SPACE STATIONS: WHAT COMES NEXT?
The future of the ISS is uncertain
The ISS is living on borrowed time. It has had several lifetime extensions before – first taking it beyond 2016, then to 2020, and finally through 2024. But all the signs are that NASA funding will dry up in 2025. NASA hopes that other countries and private companies will take over operating its modules. The trouble is, the ISS costs $3-4bn a year to operate, so it’s not clear how viable this will be. Rumoured alternatives include the ISS being broken up and individual modules sold off to private companies, or it being allowed to fall into Earth’s atmosphere and burn up.
Private space stations
Some businesses have their sights set on building their own space stations from scratch. One front-runner, Bigelow Aerospace, has an expandable module, BEAM, that was latched onto the ISS in 2016 (above). The next step for Bigelow will be to launch larger inflatable modules. These units will expand out to 330m3 and it is anticipated that two will be ready for launch by 2021. Another company is Axiom Space. Its president and CEO is Michael Suffredini, a former ISS programme manager. Axiom also plans to link modules to the ISS before going it alone.

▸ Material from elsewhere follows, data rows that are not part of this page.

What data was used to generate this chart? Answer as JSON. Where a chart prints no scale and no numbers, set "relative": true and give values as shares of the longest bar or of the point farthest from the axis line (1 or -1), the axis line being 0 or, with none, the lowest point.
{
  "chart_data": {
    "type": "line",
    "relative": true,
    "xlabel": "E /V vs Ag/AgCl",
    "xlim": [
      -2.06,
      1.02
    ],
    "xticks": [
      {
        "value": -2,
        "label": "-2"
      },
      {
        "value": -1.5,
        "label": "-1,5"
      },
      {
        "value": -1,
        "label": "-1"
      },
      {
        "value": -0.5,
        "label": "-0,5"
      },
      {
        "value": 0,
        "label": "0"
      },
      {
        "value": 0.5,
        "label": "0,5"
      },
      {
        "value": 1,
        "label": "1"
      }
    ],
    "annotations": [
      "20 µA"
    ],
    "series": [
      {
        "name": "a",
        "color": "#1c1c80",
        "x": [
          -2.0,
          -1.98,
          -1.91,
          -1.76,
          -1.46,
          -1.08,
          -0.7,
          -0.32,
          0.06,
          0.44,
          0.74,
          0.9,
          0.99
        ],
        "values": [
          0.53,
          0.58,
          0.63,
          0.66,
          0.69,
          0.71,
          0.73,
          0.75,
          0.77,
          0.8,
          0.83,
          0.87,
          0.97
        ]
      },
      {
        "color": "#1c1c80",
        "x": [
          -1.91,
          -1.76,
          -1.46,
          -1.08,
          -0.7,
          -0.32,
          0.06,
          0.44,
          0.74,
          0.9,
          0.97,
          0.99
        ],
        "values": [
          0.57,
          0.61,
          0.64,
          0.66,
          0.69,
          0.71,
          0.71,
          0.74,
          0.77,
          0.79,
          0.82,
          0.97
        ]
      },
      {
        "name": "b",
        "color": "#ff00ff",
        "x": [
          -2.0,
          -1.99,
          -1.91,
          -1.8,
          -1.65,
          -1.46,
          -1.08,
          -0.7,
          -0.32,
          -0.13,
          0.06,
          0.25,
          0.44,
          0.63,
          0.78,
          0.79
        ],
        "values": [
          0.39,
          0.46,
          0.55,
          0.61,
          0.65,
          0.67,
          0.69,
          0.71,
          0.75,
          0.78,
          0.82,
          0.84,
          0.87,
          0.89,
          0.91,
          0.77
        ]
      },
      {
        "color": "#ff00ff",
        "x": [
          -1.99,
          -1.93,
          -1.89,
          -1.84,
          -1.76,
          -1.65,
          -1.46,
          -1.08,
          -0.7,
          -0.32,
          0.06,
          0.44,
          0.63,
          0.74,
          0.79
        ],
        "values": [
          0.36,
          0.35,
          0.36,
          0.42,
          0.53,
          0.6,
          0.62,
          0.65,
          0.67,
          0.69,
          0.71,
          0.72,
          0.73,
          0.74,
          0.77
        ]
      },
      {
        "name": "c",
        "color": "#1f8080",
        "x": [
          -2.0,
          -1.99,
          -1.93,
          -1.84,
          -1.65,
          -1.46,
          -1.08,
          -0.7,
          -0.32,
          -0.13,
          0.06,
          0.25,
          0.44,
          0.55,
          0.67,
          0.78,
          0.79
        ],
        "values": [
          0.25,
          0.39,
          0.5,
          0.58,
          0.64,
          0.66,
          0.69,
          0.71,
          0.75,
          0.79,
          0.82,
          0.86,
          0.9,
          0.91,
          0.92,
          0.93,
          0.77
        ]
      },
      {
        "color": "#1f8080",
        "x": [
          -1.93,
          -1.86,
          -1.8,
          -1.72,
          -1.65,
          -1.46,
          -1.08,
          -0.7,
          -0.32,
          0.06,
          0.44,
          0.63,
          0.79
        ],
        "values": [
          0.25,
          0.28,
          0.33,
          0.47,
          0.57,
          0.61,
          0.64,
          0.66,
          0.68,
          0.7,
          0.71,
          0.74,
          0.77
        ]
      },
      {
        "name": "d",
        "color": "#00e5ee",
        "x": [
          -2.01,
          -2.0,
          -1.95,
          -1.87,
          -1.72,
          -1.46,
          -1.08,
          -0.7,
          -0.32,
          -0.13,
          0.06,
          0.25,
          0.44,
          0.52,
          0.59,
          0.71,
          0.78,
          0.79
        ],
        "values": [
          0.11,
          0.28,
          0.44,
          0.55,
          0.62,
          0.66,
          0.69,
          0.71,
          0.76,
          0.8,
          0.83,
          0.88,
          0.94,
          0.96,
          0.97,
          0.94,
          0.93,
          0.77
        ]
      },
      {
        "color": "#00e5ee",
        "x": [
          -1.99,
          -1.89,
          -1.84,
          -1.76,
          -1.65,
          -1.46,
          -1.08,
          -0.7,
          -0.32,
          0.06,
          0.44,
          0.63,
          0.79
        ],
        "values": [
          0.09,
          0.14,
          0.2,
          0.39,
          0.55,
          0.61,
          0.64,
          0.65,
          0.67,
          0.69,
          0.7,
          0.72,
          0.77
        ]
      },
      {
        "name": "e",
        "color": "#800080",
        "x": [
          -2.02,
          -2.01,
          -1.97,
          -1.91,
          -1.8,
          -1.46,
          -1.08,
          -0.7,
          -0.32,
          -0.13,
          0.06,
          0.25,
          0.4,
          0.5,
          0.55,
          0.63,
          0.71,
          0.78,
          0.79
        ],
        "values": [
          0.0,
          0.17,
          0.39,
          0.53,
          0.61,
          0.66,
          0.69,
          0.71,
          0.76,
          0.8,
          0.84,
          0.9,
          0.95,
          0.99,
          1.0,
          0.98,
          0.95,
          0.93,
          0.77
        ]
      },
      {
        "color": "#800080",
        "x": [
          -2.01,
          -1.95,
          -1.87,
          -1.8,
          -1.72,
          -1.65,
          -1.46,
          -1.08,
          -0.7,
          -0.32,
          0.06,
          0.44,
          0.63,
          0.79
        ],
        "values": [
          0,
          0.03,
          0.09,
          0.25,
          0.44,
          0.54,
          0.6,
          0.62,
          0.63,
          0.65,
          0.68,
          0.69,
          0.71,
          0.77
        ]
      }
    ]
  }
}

Book yourself a space station vacation
The next generation of space stations will be designed for tourists as well as astronauts. Houston-based Orion Span plans to offer stays aboard its luxury Aurora Station (below) from 2022. At $9.5m, a trip to low Earth orbit won’t come cheap. The experience will start with a three-month training plan, beginning with an app that it plans to release in 2019. Then it’s off to Orion Span’s facility in Texas, to learn about spacecraft systems and get some weightlessness practice. During the 12-day flight, visitors will be able to experience zero gravity, see the aurora borealis and grow food.
Russian rumours and Chinese certainty
While Russia is involved with the development of Gateway, there have been other reports too. One of these is that Russia plans to hive off some of its most recently added ISS modules in order to create a new station in low Earth orbit. But China has plans too. In 2011, it launched a space lab, Tiangong-1, which ended service in 2016. A successor, Tiangong-2 (above), was launched in September 2016. China sees both as testbeds for its main project: a large modular space station. A core cabin module is slated for launch in 2020, with the goal of having the station up and running by 2022.